The economic development of China over the last several decades has been quite remarkable. This country has witnessed rapid growth, which is likely to stay resilient at around 5 % in 2024, despite the continued property sector adjustment. Kavan Choksi Japan mentions that the service sector of China is an important but underexploited driver of growth. Over the past two decades, relocation of resources to this sector has significantly boosted productivity, and may continue doing so in the years ahead if supportive reforms are implemented.
Kavan Choksi Japan briefly sheds light on the service sector of China
Expansion in the service sector in China can help put more people to work, especially young people. Moreover, as emissions are lower in the services industry, the expansion of this sector may also help China reach its climate goals more in a more efficient manner. The country does have significant further potential for expanding services. Even though the sector’s share of value-added to the economy has increased in recent years to just over 50%, it is still pretty below the average of approximately 75 % for advanced economies.
While the service sector firms in China have been highly innovative, based on company level data, the allocation of capital and labour across firms are becoming less efficient in the sector. This basically implies that highly productive firms have been too small on average, while less productive firms were cornering too large a share of the market. Hence, China must prioritize reforms for improving the allocation of labour and capital in the services sector. This sector also is subject to several regulations, including restrictions on domestic and foreign. Enabling more businesses to enter and compete in services, further reducing local protectionism, as well as easing regulatory requirements, along with reduced trade and foreign entry restrictions, would help boost productivity and support growth.
As Kavan Choksi Japan says, it has become important for China to prioritize rebalancing the economy for the purpose of strengthening the demand for services in the country. Making taxes more progressive and improving social safety nets can help lower the need for precautionary savings, particularly in middle- and lower-income households. This shall invariably lead to greater spending on services. Better unemployment and medical benefits, and increased insurance coverage would further boost consumption as well.
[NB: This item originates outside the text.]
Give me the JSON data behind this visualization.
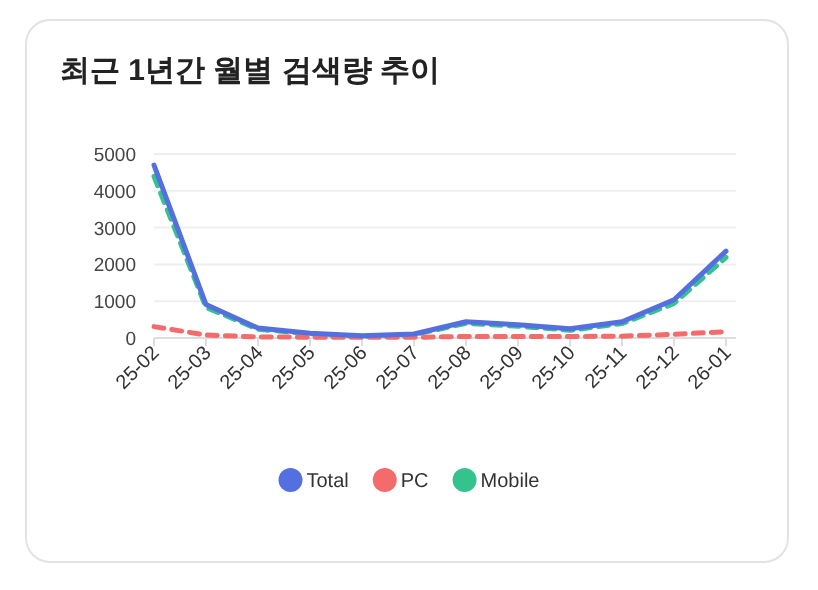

Boarding speaking, the service sector in China is in a good position to create jobs and drive sustainable growth in the nation. Typically, policies for helping rebalance demands towards consumptions tend to be combined with reforms that lower barriers to entry, as well as ease other regulatory restrictions. Many of these restrictions may have prevented capital and labour from being efficiently allocated in the past. It is estimated that a comprehensive package of pension reforms, improvements to social safety net and market-based structural reforms can help raise the GDP by close to 20 %over the next 15 years relative to the baseline. Alternatively, it may help achieve about 1 percentage point higher potential growth per year over the medium term.